Hasil penelusuran yang bersumber pada juknis PPDB Kota Tangerang tahun 2022 ditemukan kurang lebih terdapat 47 kelurahan dari 104 kelurahan se-Kota Tangerang tidak tercantum dalam zona lingkungan sekolah negeri yang ditetapkan sebagai skor penilaian calon siswa, sehingga membuat kebingungan serta ketidakadilan bagi masyarakat yang berdomisili di wilayah tersebut. Karena sejak proses pendaftaran calon peserta didik langsung berstatus tidak diterima sementara oleh sistem akibat tidak masuk dalam zona yang ditetapkan.

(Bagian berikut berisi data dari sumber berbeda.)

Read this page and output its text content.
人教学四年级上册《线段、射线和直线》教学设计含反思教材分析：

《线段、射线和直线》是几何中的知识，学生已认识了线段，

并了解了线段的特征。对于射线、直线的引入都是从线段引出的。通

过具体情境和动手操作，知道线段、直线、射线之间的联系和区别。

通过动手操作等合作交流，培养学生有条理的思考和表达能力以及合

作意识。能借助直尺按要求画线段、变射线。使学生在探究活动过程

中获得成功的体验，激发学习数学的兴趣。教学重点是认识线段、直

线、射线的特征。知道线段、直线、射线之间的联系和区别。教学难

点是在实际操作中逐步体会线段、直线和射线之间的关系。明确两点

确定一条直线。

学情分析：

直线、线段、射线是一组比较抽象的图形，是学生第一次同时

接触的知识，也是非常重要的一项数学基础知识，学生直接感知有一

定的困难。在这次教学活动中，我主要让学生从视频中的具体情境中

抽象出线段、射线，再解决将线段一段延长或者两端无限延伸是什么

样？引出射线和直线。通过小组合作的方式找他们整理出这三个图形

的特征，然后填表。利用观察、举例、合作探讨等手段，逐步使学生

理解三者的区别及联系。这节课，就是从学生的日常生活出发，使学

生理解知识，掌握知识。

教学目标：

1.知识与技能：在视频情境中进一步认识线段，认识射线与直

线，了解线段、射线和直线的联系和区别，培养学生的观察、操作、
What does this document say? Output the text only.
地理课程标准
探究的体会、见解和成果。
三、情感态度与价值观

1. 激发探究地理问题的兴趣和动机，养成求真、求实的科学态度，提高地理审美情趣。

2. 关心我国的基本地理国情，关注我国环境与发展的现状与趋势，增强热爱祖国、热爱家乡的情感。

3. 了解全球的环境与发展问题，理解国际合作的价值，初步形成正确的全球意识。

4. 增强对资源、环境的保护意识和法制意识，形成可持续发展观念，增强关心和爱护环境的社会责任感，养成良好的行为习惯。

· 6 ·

Padahal dalam pedoman PPDB SMP yang dirilis oleh Kemendikbud disebutkan dalam kebijakan pemetaan wilayah wajib semua wilayah administrasi masuk dalam penetapan sesuai jenjang, dan apabila dalam prakteknya masih kekurangan sekolah maka pemerintah daerah perlu mempertimbangkan pelibatan sekolah swasta dalam PPDB atau memaksimalkan penambahan jumlah kuota penerimaan jalur zonasi dibandingkan jalur lainnya.

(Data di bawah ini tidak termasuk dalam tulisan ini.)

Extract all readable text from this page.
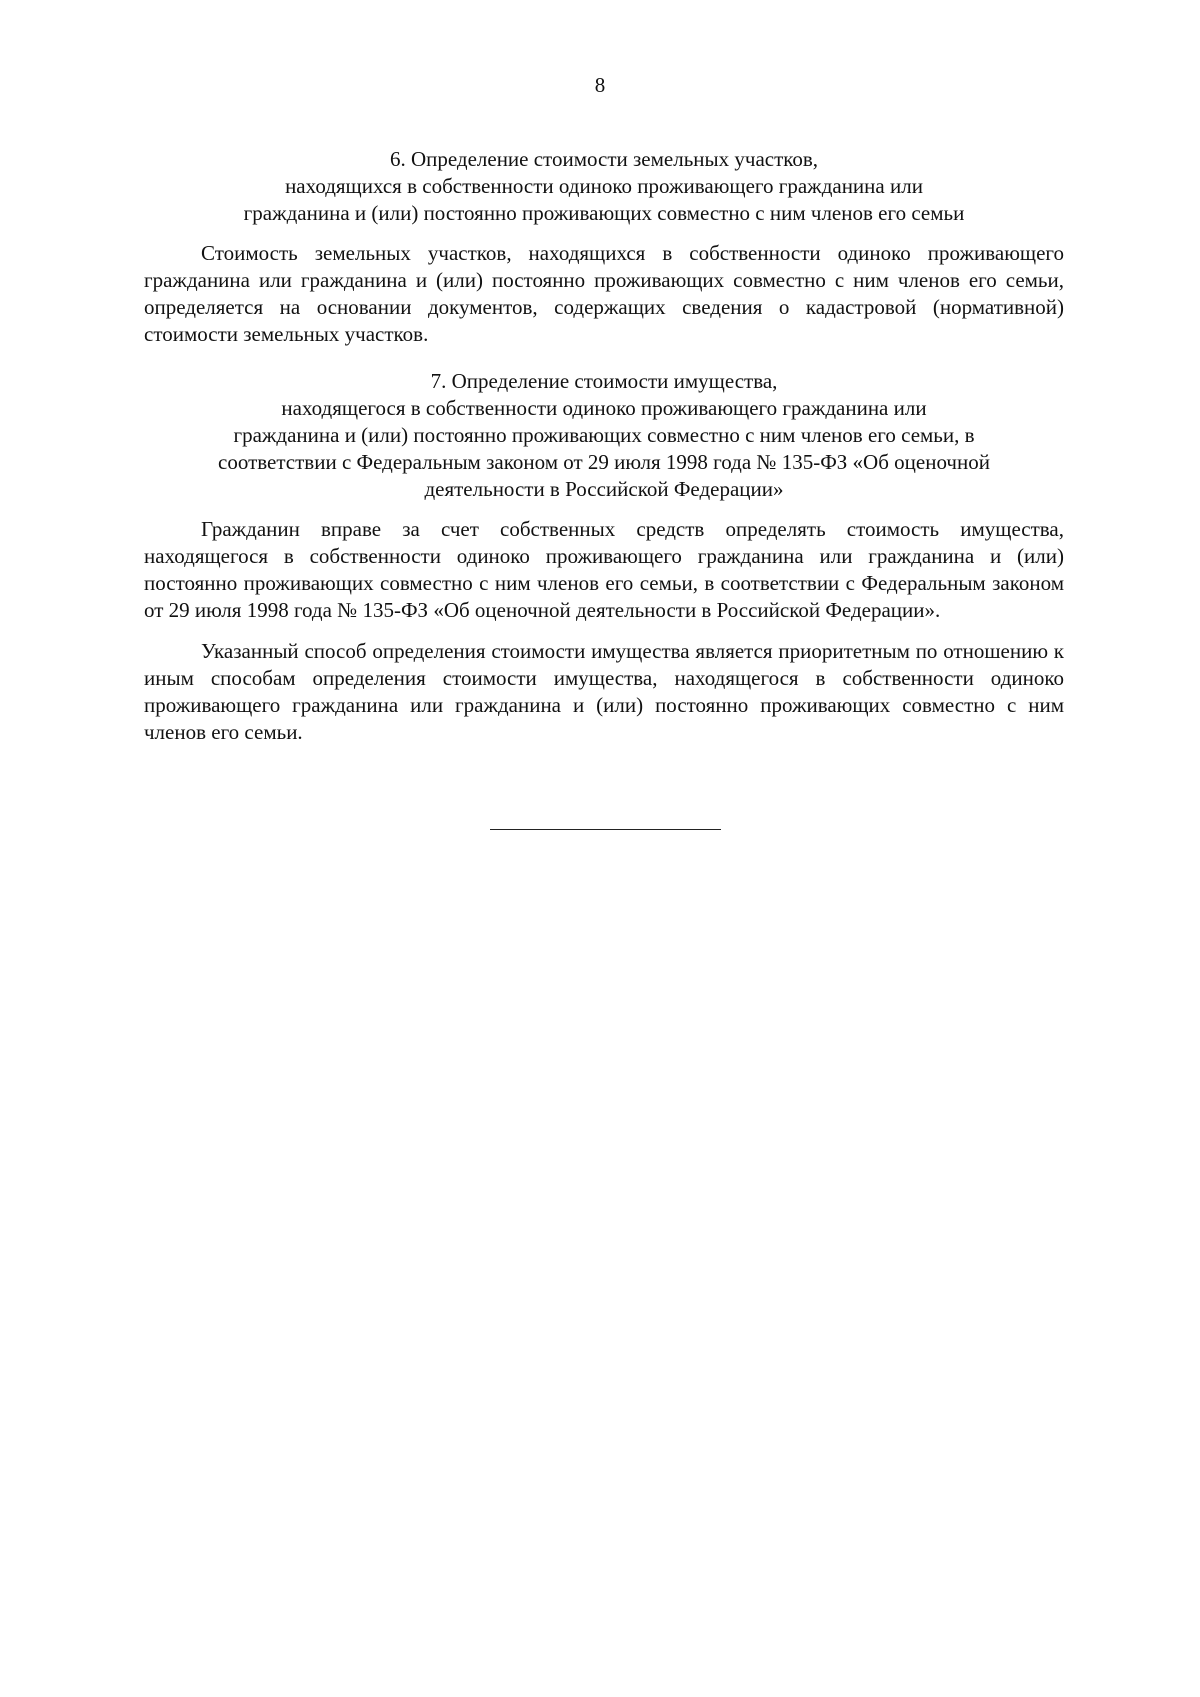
8
6. Определение стоимости земельных участков,
находящихся в собственности одиноко проживающего гражданина или
гражданина и (или) постоянно проживающих совместно с ним членов его семьи

Стоимость земельных участков, находящихся в собственности одиноко проживающего гражданина или гражданина и (или) постоянно проживающих совместно с ним членов его семьи, определяется на основании документов, содержащих сведения о кадастровой (нормативной) стоимости земельных участков.

7. Определение стоимости имущества,
находящегося в собственности одиноко проживающего гражданина или
гражданина и (или) постоянно проживающих совместно с ним членов его семьи, в
соответствии с Федеральным законом от 29 июля 1998 года № 135-ФЗ «Об оценочной
деятельности в Российской Федерации»

Гражданин вправе за счет собственных средств определять стоимость имущества, находящегося в собственности одиноко проживающего гражданина или гражданина и (или) постоянно проживающих совместно с ним членов его семьи, в соответствии с Федеральным законом от 29 июля 1998 года № 135-ФЗ «Об оценочной деятельности в Российской Федерации».

Указанный способ определения стоимости имущества является приоритетным по отношению к иным способам определения стоимости имущества, находящегося в собственности одиноко проживающего гражданина или гражданина и (или) постоянно проживающих совместно с ним членов его семьи.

Pemerintah tidak boleh berlindung dalam kebijakan, kita apresiasi pemanfaatan teknologi dengan pendaftaran online, namun jangan sampai pemerintah tidak mampu menjamin masyarakat untuk mengakses pendidikan melalui penyelenggaraan PPDB jalur zonasi ini.

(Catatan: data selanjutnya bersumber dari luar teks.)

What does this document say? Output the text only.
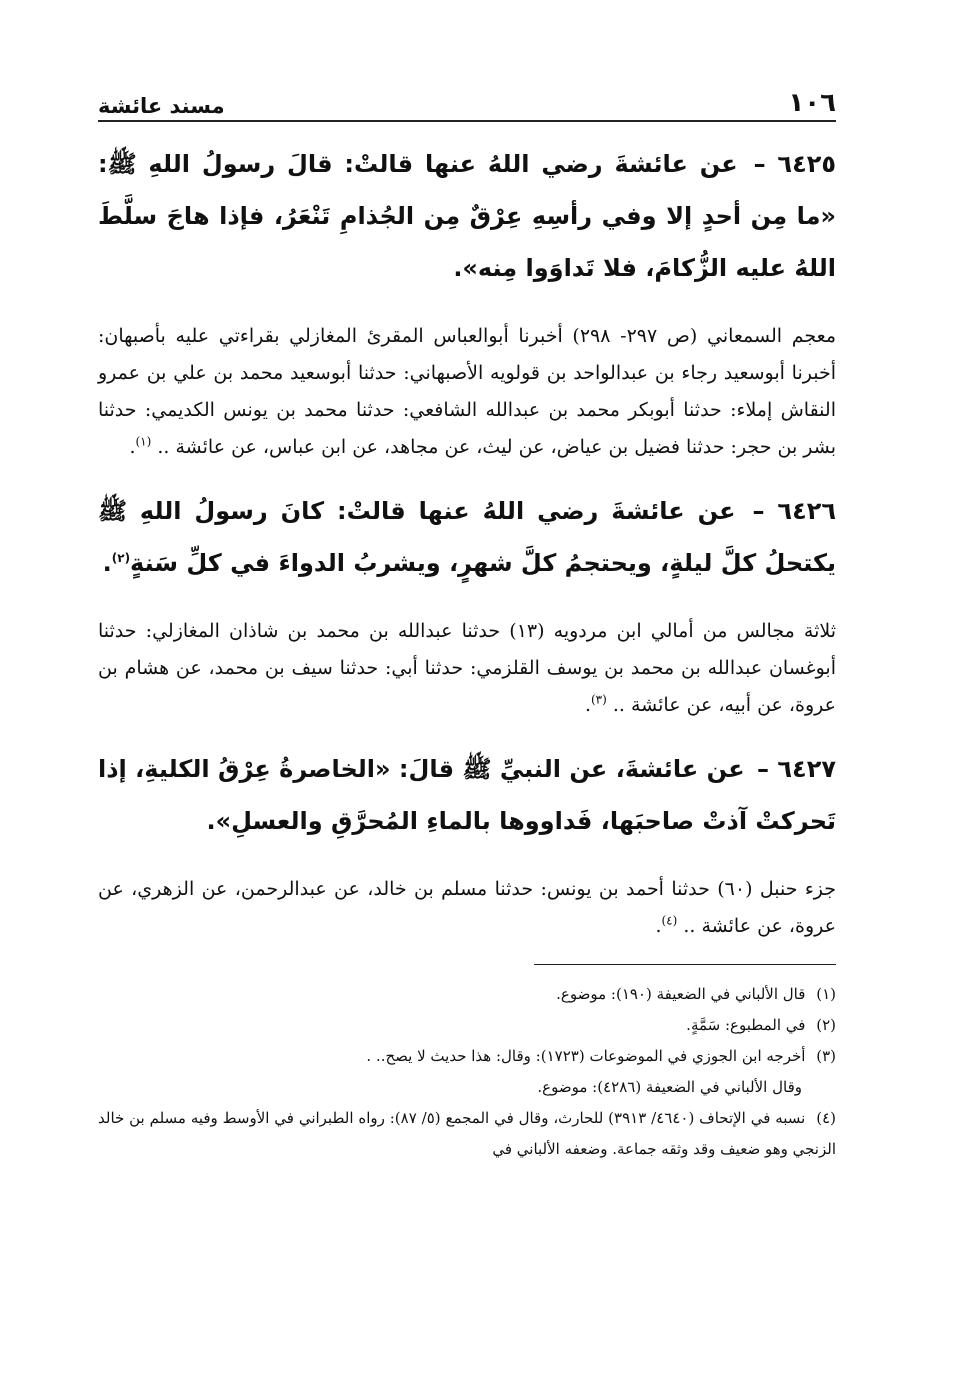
١٠٦
مسند عائشة

٦٤٢٥ – عن عائشةَ رضي اللهُ عنها قالتْ: قالَ رسولُ اللهِ ﷺ: «ما مِن أحدٍ إلا وفي رأسِهِ عِرْقٌ مِن الجُذامِ تَنْعَرُ، فإذا هاجَ سلَّطَ اللهُ عليه الزُّكامَ، فلا تَداوَوا مِنه».

معجم السمعاني (ص ٢٩٧- ٢٩٨) أخبرنا أبوالعباس المقرئ المغازلي بقراءتي عليه بأصبهان: أخبرنا أبوسعيد رجاء بن عبدالواحد بن قولويه الأصبهاني: حدثنا أبوسعيد محمد بن علي بن عمرو النقاش إملاء: حدثنا أبوبكر محمد بن عبدالله الشافعي: حدثنا محمد بن يونس الكديمي: حدثنا بشر بن حجر: حدثنا فضيل بن عياض، عن ليث، عن مجاهد، عن ابن عباس، عن عائشة .. $^{(١)}$.

٦٤٢٦ – عن عائشةَ رضي اللهُ عنها قالتْ: كانَ رسولُ اللهِ ﷺ يكتحلُ كلَّ ليلةٍ، ويحتجمُ كلَّ شهرٍ، ويشربُ الدواءَ في كلِّ سَنةٍ$^{(٢)}$.

ثلاثة مجالس من أمالي ابن مردويه (١٣) حدثنا عبدالله بن محمد بن شاذان المغازلي: حدثنا أبوغسان عبدالله بن محمد بن يوسف القلزمي: حدثنا أبي: حدثنا سيف بن محمد، عن هشام بن عروة، عن أبيه، عن عائشة .. $^{(٣)}$.

٦٤٢٧ – عن عائشةَ، عن النبيِّ ﷺ قالَ: «الخاصرةُ عِرْقُ الكليةِ، إذا تَحركتْ آذتْ صاحبَها، فَداووها بالماءِ المُحرَّقِ والعسلِ».

جزء حنبل (٦٠) حدثنا أحمد بن يونس: حدثنا مسلم بن خالد، عن عبدالرحمن، عن الزهري، عن عروة، عن عائشة .. $^{(٤)}$.

(١) قال الألباني في الضعيفة (١٩٠): موضوع.
(٢) في المطبوع: سَمَّةٍ.
(٣) أخرجه ابن الجوزي في الموضوعات (١٧٢٣): وقال: هذا حديث لا يصح.. .
وقال الألباني في الضعيفة (٤٢٨٦): موضوع.
(٤) نسبه في الإتحاف (٤٦٤٠/ ٣٩١٣) للحارث، وقال في المجمع (٥/ ٨٧): رواه الطبراني في الأوسط وفيه مسلم بن خالد الزنجي وهو ضعيف وقد وثقه جماعة. وضعفه الألباني في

Pemerintah sepatutnya cermat dalam merumuskan kebijakan dengan memperhatiakan penyebaran satuan pendidikan, kapasitas daya tampung dan jumlah calon peserta didik agar tidak terjadi diskriminasi pada calon peserta didik di wilayah yang berujung pada gagalnya tujuan mulia pemerataan akses serta kualitas pendidikan di Kota Tangerang.